Moreover, Japan’s collaboration with the US and the establishment of Rapidus, a memory chip firm, backed by major corporations, further show its ambitions to revitalise its semiconductor industry. Japan is also looking into advancements in semiconductor materials like silicon carbide (SiC) and gallium nitride (GaN) – crucial for powering electric vehicles, renewable energy systems, and 5G technology.
South Korea. While Taiwan holds the lead in semiconductor manufacturing volume, South Korea dominates the memory chip sector, largely due to Samsung. The country is also spending USD 470 billion over the next 23 years to build the world’s largest semiconductor “mega cluster” covering 21,000 hectares in Gyeonggi Province near Seoul. The ambitious project, a partnership with Samsung and SK Hynix, will centralise and boost self-sufficiency in chip materials and components to 50% by 2030. The mega cluster is South Korea’s bold plan to cement its position as a global semiconductor leader and reduce dependence on the US amidst growing geopolitical tensions.

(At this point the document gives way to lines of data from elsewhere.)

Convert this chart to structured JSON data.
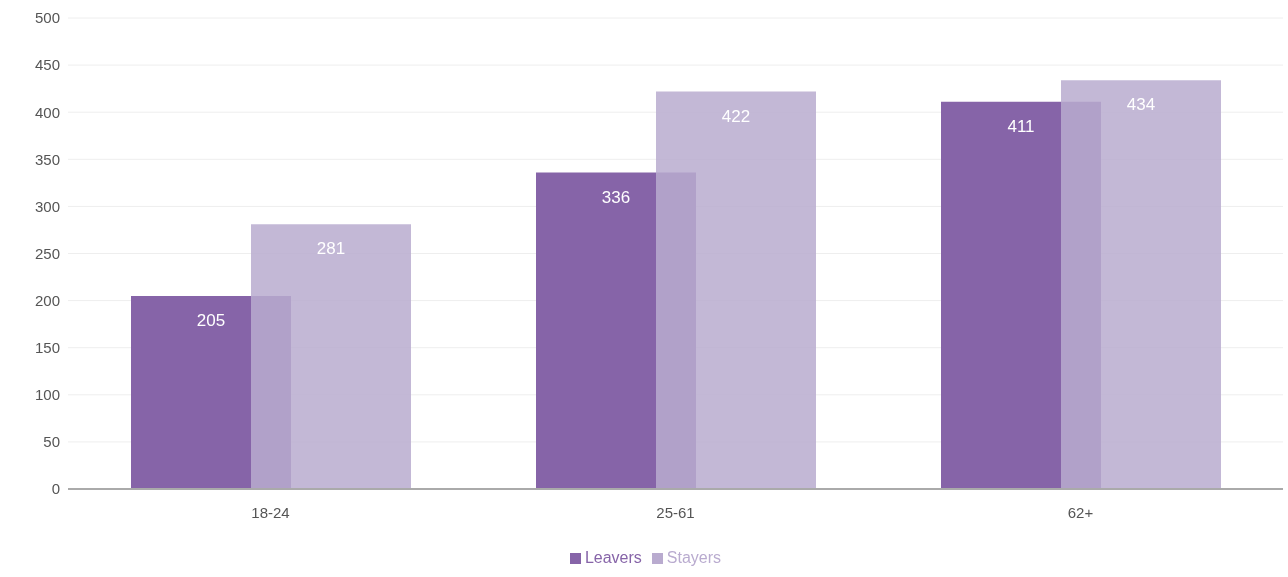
{
  "chart_data": {
    "type": "bar",
    "categories": [
      "18-24",
      "25-61",
      "62+"
    ],
    "series": [
      {
        "name": "Leavers",
        "color": "#8664a8",
        "values": [
          205,
          336,
          411
        ]
      },
      {
        "name": "Stayers",
        "color": "#b9abcf",
        "values": [
          281,
          422,
          434
        ]
      }
    ],
    "ylim": [
      0,
      500
    ],
    "yticks": [
      0,
      50,
      100,
      150,
      200,
      250,
      300,
      350,
      400,
      450,
      500
    ],
    "grid": "y",
    "legend": "bottom",
    "data_labels": true
  }
}
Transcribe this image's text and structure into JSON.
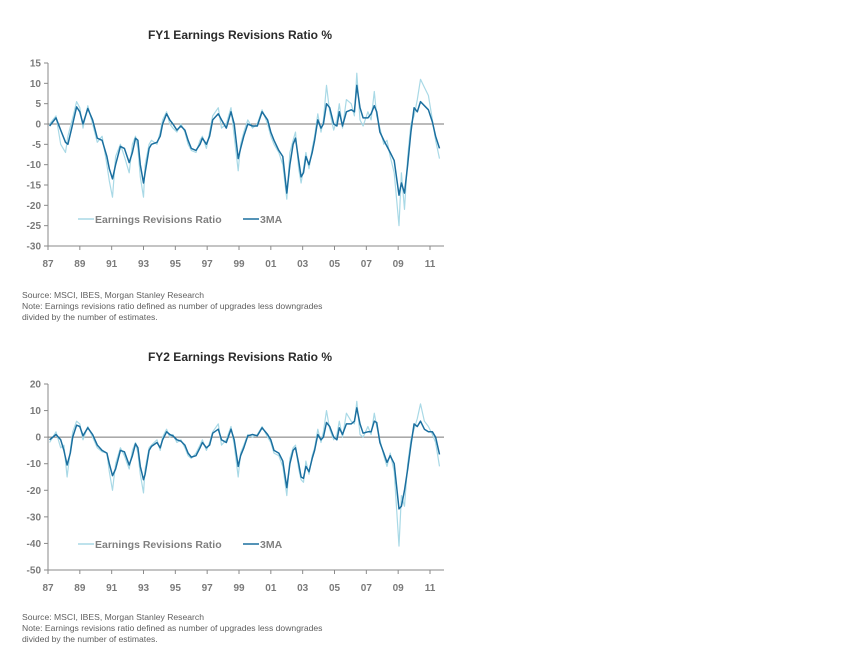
{
  "colors": {
    "raw": "#a9d9e6",
    "ma": "#1b6f9f",
    "axis": "#8a8a8a"
  },
  "chart_data": [
    {
      "type": "line",
      "title": "FY1 Earnings Revisions Ratio %",
      "xlabel": "",
      "ylabel": "",
      "xlim": [
        1987,
        2011.7
      ],
      "ylim": [
        -30,
        15
      ],
      "yticks": [
        "15",
        "10",
        "5",
        "0",
        "-5",
        "-10",
        "-15",
        "-20",
        "-25",
        "-30"
      ],
      "ytick_values": [
        15,
        10,
        5,
        0,
        -5,
        -10,
        -15,
        -20,
        -25,
        -30
      ],
      "xticks": [
        "87",
        "89",
        "91",
        "93",
        "95",
        "97",
        "99",
        "01",
        "03",
        "05",
        "07",
        "09",
        "11"
      ],
      "xtick_values": [
        1987,
        1989,
        1991,
        1993,
        1995,
        1997,
        1999,
        2001,
        2003,
        2005,
        2007,
        2009,
        2011
      ],
      "legend": {
        "position": "bottom-left",
        "raw": "Earnings Revisions Ratio",
        "ma": "3MA"
      },
      "source": "Source: MSCI, IBES, Morgan Stanley Research",
      "note1": "Note: Earnings revisions ratio defined as number of upgrades less downgrades",
      "note2": "divided by the number of estimates.",
      "point_format": [
        "year",
        "3MA",
        "Earnings Revisions Ratio"
      ],
      "points": [
        [
          1987.1,
          -0.5,
          0
        ],
        [
          1987.5,
          1.5,
          2
        ],
        [
          1987.8,
          -1.5,
          -5
        ],
        [
          1988.1,
          -4.5,
          -7
        ],
        [
          1988.25,
          -5,
          -3
        ],
        [
          1988.55,
          0,
          1.5
        ],
        [
          1988.8,
          4.2,
          5.5
        ],
        [
          1989.0,
          3,
          4
        ],
        [
          1989.2,
          0,
          -1
        ],
        [
          1989.5,
          3.8,
          4.5
        ],
        [
          1989.8,
          1,
          0
        ],
        [
          1990.1,
          -3.5,
          -4.5
        ],
        [
          1990.4,
          -4,
          -3
        ],
        [
          1990.7,
          -8,
          -10
        ],
        [
          1990.85,
          -11,
          -14
        ],
        [
          1991.05,
          -13.5,
          -18
        ],
        [
          1991.25,
          -10,
          -8
        ],
        [
          1991.55,
          -5.5,
          -5
        ],
        [
          1991.8,
          -6,
          -8
        ],
        [
          1992.1,
          -9.5,
          -12
        ],
        [
          1992.3,
          -7,
          -5
        ],
        [
          1992.5,
          -3.5,
          -3
        ],
        [
          1992.65,
          -4,
          -6
        ],
        [
          1992.8,
          -10,
          -13
        ],
        [
          1993.0,
          -14.5,
          -18
        ],
        [
          1993.1,
          -12,
          -10
        ],
        [
          1993.35,
          -6,
          -5
        ],
        [
          1993.5,
          -5,
          -4
        ],
        [
          1993.85,
          -4.5,
          -5
        ],
        [
          1994.05,
          -3,
          -2
        ],
        [
          1994.2,
          0,
          1
        ],
        [
          1994.45,
          2.5,
          3
        ],
        [
          1994.65,
          1,
          0
        ],
        [
          1994.85,
          0,
          -1
        ],
        [
          1995.1,
          -1.5,
          -2
        ],
        [
          1995.35,
          -0.5,
          0
        ],
        [
          1995.6,
          -1.5,
          -2
        ],
        [
          1995.8,
          -4,
          -5
        ],
        [
          1996.0,
          -6,
          -6.5
        ],
        [
          1996.3,
          -6.5,
          -7
        ],
        [
          1996.55,
          -5,
          -4
        ],
        [
          1996.7,
          -3.5,
          -3
        ],
        [
          1996.95,
          -5,
          -6
        ],
        [
          1997.15,
          -3,
          -2
        ],
        [
          1997.35,
          1,
          2
        ],
        [
          1997.7,
          2.5,
          4
        ],
        [
          1997.9,
          1,
          -1
        ],
        [
          1998.2,
          -1,
          0
        ],
        [
          1998.5,
          3,
          4
        ],
        [
          1998.7,
          0,
          -3
        ],
        [
          1998.95,
          -8.5,
          -11.5
        ],
        [
          1999.1,
          -6,
          -5
        ],
        [
          1999.3,
          -3,
          -2
        ],
        [
          1999.55,
          0,
          1
        ],
        [
          1999.85,
          -0.5,
          -1
        ],
        [
          2000.15,
          -0.5,
          0
        ],
        [
          2000.45,
          3,
          3.5
        ],
        [
          2000.8,
          1,
          0
        ],
        [
          2001.0,
          -2,
          -3
        ],
        [
          2001.2,
          -4,
          -5
        ],
        [
          2001.5,
          -6.5,
          -7
        ],
        [
          2001.75,
          -8,
          -10
        ],
        [
          2002.0,
          -17,
          -18.5
        ],
        [
          2002.2,
          -10,
          -7
        ],
        [
          2002.4,
          -5,
          -4
        ],
        [
          2002.55,
          -3.5,
          -2
        ],
        [
          2002.75,
          -9,
          -11
        ],
        [
          2002.9,
          -13,
          -14.5
        ],
        [
          2003.05,
          -12,
          -11
        ],
        [
          2003.2,
          -8,
          -7
        ],
        [
          2003.4,
          -10,
          -11
        ],
        [
          2003.6,
          -7,
          -6
        ],
        [
          2003.75,
          -4,
          -3
        ],
        [
          2003.95,
          1,
          2.5
        ],
        [
          2004.15,
          -1,
          -2
        ],
        [
          2004.3,
          0,
          1
        ],
        [
          2004.5,
          5,
          9.5
        ],
        [
          2004.7,
          4,
          3
        ],
        [
          2004.95,
          0,
          -1.5
        ],
        [
          2005.15,
          -0.5,
          1
        ],
        [
          2005.3,
          3,
          5
        ],
        [
          2005.5,
          -0.5,
          -1
        ],
        [
          2005.75,
          3,
          6
        ],
        [
          2006.05,
          3.5,
          5
        ],
        [
          2006.25,
          3,
          2
        ],
        [
          2006.4,
          9.5,
          12.5
        ],
        [
          2006.6,
          4,
          1
        ],
        [
          2006.8,
          1.5,
          -0.5
        ],
        [
          2007.1,
          1.5,
          3
        ],
        [
          2007.3,
          2.5,
          1
        ],
        [
          2007.5,
          4.5,
          8
        ],
        [
          2007.65,
          3,
          2
        ],
        [
          2007.85,
          -2,
          -1
        ],
        [
          2008.1,
          -4,
          -5
        ],
        [
          2008.3,
          -5.5,
          -4
        ],
        [
          2008.5,
          -7,
          -8
        ],
        [
          2008.75,
          -9,
          -12
        ],
        [
          2009.05,
          -17.5,
          -25
        ],
        [
          2009.2,
          -14.5,
          -12
        ],
        [
          2009.4,
          -17,
          -21
        ],
        [
          2009.6,
          -10,
          -8
        ],
        [
          2009.8,
          -2,
          0
        ],
        [
          2010.0,
          4,
          2
        ],
        [
          2010.2,
          3,
          6
        ],
        [
          2010.4,
          5.5,
          11
        ],
        [
          2010.65,
          4.5,
          9
        ],
        [
          2010.9,
          3.5,
          7
        ],
        [
          2011.15,
          0.5,
          1
        ],
        [
          2011.35,
          -3,
          -4
        ],
        [
          2011.6,
          -6,
          -8.5
        ]
      ]
    },
    {
      "type": "line",
      "title": "FY2 Earnings Revisions Ratio %",
      "xlabel": "",
      "ylabel": "",
      "xlim": [
        1987,
        2011.7
      ],
      "ylim": [
        -50,
        20
      ],
      "yticks": [
        "20",
        "10",
        "0",
        "-10",
        "-20",
        "-30",
        "-40",
        "-50"
      ],
      "ytick_values": [
        20,
        10,
        0,
        -10,
        -20,
        -30,
        -40,
        -50
      ],
      "xticks": [
        "87",
        "89",
        "91",
        "93",
        "95",
        "97",
        "99",
        "01",
        "03",
        "05",
        "07",
        "09",
        "11"
      ],
      "xtick_values": [
        1987,
        1989,
        1991,
        1993,
        1995,
        1997,
        1999,
        2001,
        2003,
        2005,
        2007,
        2009,
        2011
      ],
      "legend": {
        "position": "bottom-left",
        "raw": "Earnings Revisions Ratio",
        "ma": "3MA"
      },
      "source": "Source: MSCI, IBES, Morgan Stanley Research",
      "note1": "Note: Earnings revisions ratio defined as number of upgrades less downgrades",
      "note2": "divided by the number of estimates.",
      "point_format": [
        "year",
        "3MA",
        "Earnings Revisions Ratio"
      ],
      "points": [
        [
          1987.1,
          -1,
          -2
        ],
        [
          1987.5,
          1,
          2
        ],
        [
          1987.8,
          -1,
          -4
        ],
        [
          1988.0,
          -5,
          -3
        ],
        [
          1988.2,
          -10.5,
          -15
        ],
        [
          1988.4,
          -6,
          -5
        ],
        [
          1988.55,
          0,
          2
        ],
        [
          1988.8,
          4.5,
          6
        ],
        [
          1989.0,
          4,
          5
        ],
        [
          1989.2,
          0.5,
          -1
        ],
        [
          1989.5,
          3.5,
          4
        ],
        [
          1989.8,
          1,
          0
        ],
        [
          1990.1,
          -3,
          -4
        ],
        [
          1990.4,
          -5,
          -5.5
        ],
        [
          1990.7,
          -6,
          -6
        ],
        [
          1990.85,
          -10,
          -13
        ],
        [
          1991.05,
          -14.5,
          -20
        ],
        [
          1991.25,
          -12,
          -10
        ],
        [
          1991.55,
          -5,
          -4
        ],
        [
          1991.8,
          -5.5,
          -7
        ],
        [
          1992.1,
          -10.5,
          -12
        ],
        [
          1992.3,
          -7,
          -5
        ],
        [
          1992.5,
          -2.5,
          -2
        ],
        [
          1992.65,
          -4,
          -6
        ],
        [
          1992.8,
          -11,
          -14
        ],
        [
          1993.0,
          -16,
          -21
        ],
        [
          1993.1,
          -14,
          -12
        ],
        [
          1993.35,
          -5,
          -4
        ],
        [
          1993.5,
          -3.5,
          -3
        ],
        [
          1993.85,
          -2,
          -1
        ],
        [
          1994.05,
          -4,
          -5
        ],
        [
          1994.2,
          -1,
          0
        ],
        [
          1994.45,
          2,
          3
        ],
        [
          1994.65,
          1,
          0
        ],
        [
          1994.85,
          0.5,
          1
        ],
        [
          1995.1,
          -1,
          -2
        ],
        [
          1995.35,
          -1.5,
          -1
        ],
        [
          1995.6,
          -3,
          -4
        ],
        [
          1995.8,
          -6,
          -7
        ],
        [
          1996.0,
          -7.5,
          -8
        ],
        [
          1996.3,
          -7,
          -6
        ],
        [
          1996.55,
          -4,
          -3
        ],
        [
          1996.7,
          -2,
          -1
        ],
        [
          1996.95,
          -4,
          -5
        ],
        [
          1997.15,
          -3,
          -2
        ],
        [
          1997.35,
          1.5,
          2
        ],
        [
          1997.7,
          3,
          5
        ],
        [
          1997.9,
          -1,
          -3
        ],
        [
          1998.2,
          -2,
          -1
        ],
        [
          1998.5,
          3,
          4
        ],
        [
          1998.7,
          -1,
          -3
        ],
        [
          1998.95,
          -11,
          -15
        ],
        [
          1999.1,
          -7,
          -6
        ],
        [
          1999.3,
          -4,
          -3
        ],
        [
          1999.55,
          0.5,
          1
        ],
        [
          1999.85,
          1,
          0
        ],
        [
          2000.15,
          0.5,
          1
        ],
        [
          2000.45,
          3.5,
          4
        ],
        [
          2000.8,
          1,
          0
        ],
        [
          2001.0,
          -1,
          -2
        ],
        [
          2001.2,
          -5,
          -6
        ],
        [
          2001.5,
          -6,
          -7
        ],
        [
          2001.75,
          -9,
          -11
        ],
        [
          2002.0,
          -19,
          -22
        ],
        [
          2002.2,
          -10,
          -8
        ],
        [
          2002.4,
          -5,
          -4
        ],
        [
          2002.55,
          -4,
          -3
        ],
        [
          2002.75,
          -10,
          -12
        ],
        [
          2002.9,
          -15,
          -16
        ],
        [
          2003.05,
          -15.5,
          -17
        ],
        [
          2003.2,
          -11,
          -9
        ],
        [
          2003.4,
          -13,
          -14
        ],
        [
          2003.6,
          -8,
          -7
        ],
        [
          2003.75,
          -5,
          -4
        ],
        [
          2003.95,
          1,
          3
        ],
        [
          2004.15,
          -1,
          -2
        ],
        [
          2004.3,
          0,
          2
        ],
        [
          2004.5,
          5.5,
          10
        ],
        [
          2004.7,
          4,
          3
        ],
        [
          2004.95,
          0,
          -1
        ],
        [
          2005.15,
          -1,
          1
        ],
        [
          2005.3,
          3.5,
          6
        ],
        [
          2005.5,
          1,
          0
        ],
        [
          2005.75,
          5,
          9
        ],
        [
          2006.05,
          5,
          6
        ],
        [
          2006.25,
          6,
          5
        ],
        [
          2006.4,
          11,
          13.5
        ],
        [
          2006.6,
          5,
          1
        ],
        [
          2006.8,
          1.5,
          0
        ],
        [
          2007.1,
          2,
          4
        ],
        [
          2007.3,
          2,
          1
        ],
        [
          2007.5,
          6,
          9
        ],
        [
          2007.65,
          5.5,
          4
        ],
        [
          2007.85,
          -2,
          -1
        ],
        [
          2008.1,
          -6,
          -7
        ],
        [
          2008.3,
          -9.5,
          -11
        ],
        [
          2008.5,
          -7,
          -6
        ],
        [
          2008.75,
          -10,
          -13
        ],
        [
          2009.05,
          -27,
          -41
        ],
        [
          2009.2,
          -26,
          -22
        ],
        [
          2009.4,
          -20,
          -26
        ],
        [
          2009.6,
          -12,
          -10
        ],
        [
          2009.8,
          -3,
          -1
        ],
        [
          2010.0,
          5,
          3
        ],
        [
          2010.2,
          4,
          7
        ],
        [
          2010.4,
          6,
          12.5
        ],
        [
          2010.65,
          3,
          6
        ],
        [
          2010.9,
          2,
          4
        ],
        [
          2011.15,
          2,
          1
        ],
        [
          2011.35,
          0,
          -2
        ],
        [
          2011.6,
          -6.5,
          -11
        ]
      ]
    }
  ]
}
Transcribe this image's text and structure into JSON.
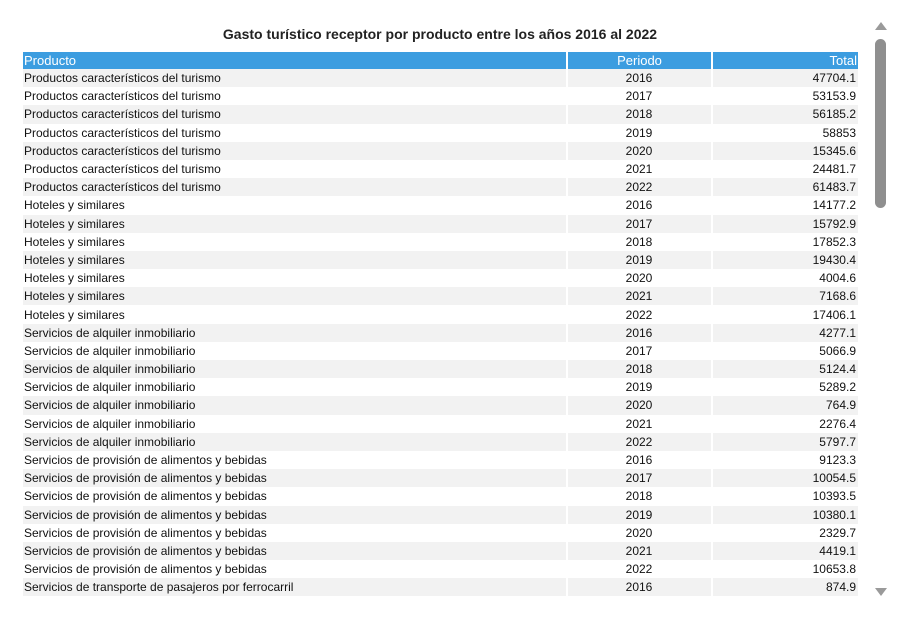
{
  "chart_data": {
    "type": "table",
    "title": "Gasto turístico receptor por producto entre los años 2016 al 2022",
    "columns": [
      "Producto",
      "Periodo",
      "Total"
    ],
    "rows": [
      [
        "Productos característicos del turismo",
        "2016",
        "47704.1"
      ],
      [
        "Productos característicos del turismo",
        "2017",
        "53153.9"
      ],
      [
        "Productos característicos del turismo",
        "2018",
        "56185.2"
      ],
      [
        "Productos característicos del turismo",
        "2019",
        "58853"
      ],
      [
        "Productos característicos del turismo",
        "2020",
        "15345.6"
      ],
      [
        "Productos característicos del turismo",
        "2021",
        "24481.7"
      ],
      [
        "Productos característicos del turismo",
        "2022",
        "61483.7"
      ],
      [
        "Hoteles y similares",
        "2016",
        "14177.2"
      ],
      [
        "Hoteles y similares",
        "2017",
        "15792.9"
      ],
      [
        "Hoteles y similares",
        "2018",
        "17852.3"
      ],
      [
        "Hoteles y similares",
        "2019",
        "19430.4"
      ],
      [
        "Hoteles y similares",
        "2020",
        "4004.6"
      ],
      [
        "Hoteles y similares",
        "2021",
        "7168.6"
      ],
      [
        "Hoteles y similares",
        "2022",
        "17406.1"
      ],
      [
        "Servicios de alquiler inmobiliario",
        "2016",
        "4277.1"
      ],
      [
        "Servicios de alquiler inmobiliario",
        "2017",
        "5066.9"
      ],
      [
        "Servicios de alquiler inmobiliario",
        "2018",
        "5124.4"
      ],
      [
        "Servicios de alquiler inmobiliario",
        "2019",
        "5289.2"
      ],
      [
        "Servicios de alquiler inmobiliario",
        "2020",
        "764.9"
      ],
      [
        "Servicios de alquiler inmobiliario",
        "2021",
        "2276.4"
      ],
      [
        "Servicios de alquiler inmobiliario",
        "2022",
        "5797.7"
      ],
      [
        "Servicios de provisión de alimentos y bebidas",
        "2016",
        "9123.3"
      ],
      [
        "Servicios de provisión de alimentos y bebidas",
        "2017",
        "10054.5"
      ],
      [
        "Servicios de provisión de alimentos y bebidas",
        "2018",
        "10393.5"
      ],
      [
        "Servicios de provisión de alimentos y bebidas",
        "2019",
        "10380.1"
      ],
      [
        "Servicios de provisión de alimentos y bebidas",
        "2020",
        "2329.7"
      ],
      [
        "Servicios de provisión de alimentos y bebidas",
        "2021",
        "4419.1"
      ],
      [
        "Servicios de provisión de alimentos y bebidas",
        "2022",
        "10653.8"
      ],
      [
        "Servicios de transporte de pasajeros por ferrocarril",
        "2016",
        "874.9"
      ]
    ],
    "header_color": "#3c9de0",
    "stripe_color": "#f2f2f2"
  },
  "scrollbar": {
    "up_icon": "triangle-up-icon",
    "down_icon": "triangle-down-icon"
  }
}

Vietnam. Vietnam is actively positioning itself to become a major player in the global semiconductor supply chain amid the push to diversify away from China. The Southeast Asian nation is offering tax incentives, investing in training tens of thousands of semiconductor engineers, and encouraging major chip firms like Samsung, Nvidia, and Amkor to set up production facilities and design centres. However, Vietnam faces challenges such as a limited pool of skilled labour, outdated energy infrastructure leading to power shortages in key manufacturing hubs, and competition from other regional players like Taiwan and Singapore that are also vying for semiconductor investments.
The Potential of SLMs in Addressing Infrastructure Challenges
Small language models (SLMs) offer reduced computational requirements compared to larger models, potentially alleviating strain on semiconductor supply chains by deploying on smaller, specialised hardware.
Innovative SLMs like Google’s Gemini Nano and Mistral AI’s Mixtral 8x7B enhance efficiency, running on modest hardware, unlike their larger counterparts. Gemini Nano is integrated into Bard and available on Pixel 8 smartphones, while Mixtral 8x7B supports multiple languages and suits tasks like classification and customer support.
The shift towards smaller AI models can be pivotal to the AI landscape, democratising AI and ensuring accessibility and sustainability. While they may not be able to handle complex tasks as well as LLMs yet, the ability of SLMs to balance model size, compute power, and ethical considerations will shape the future of AI development.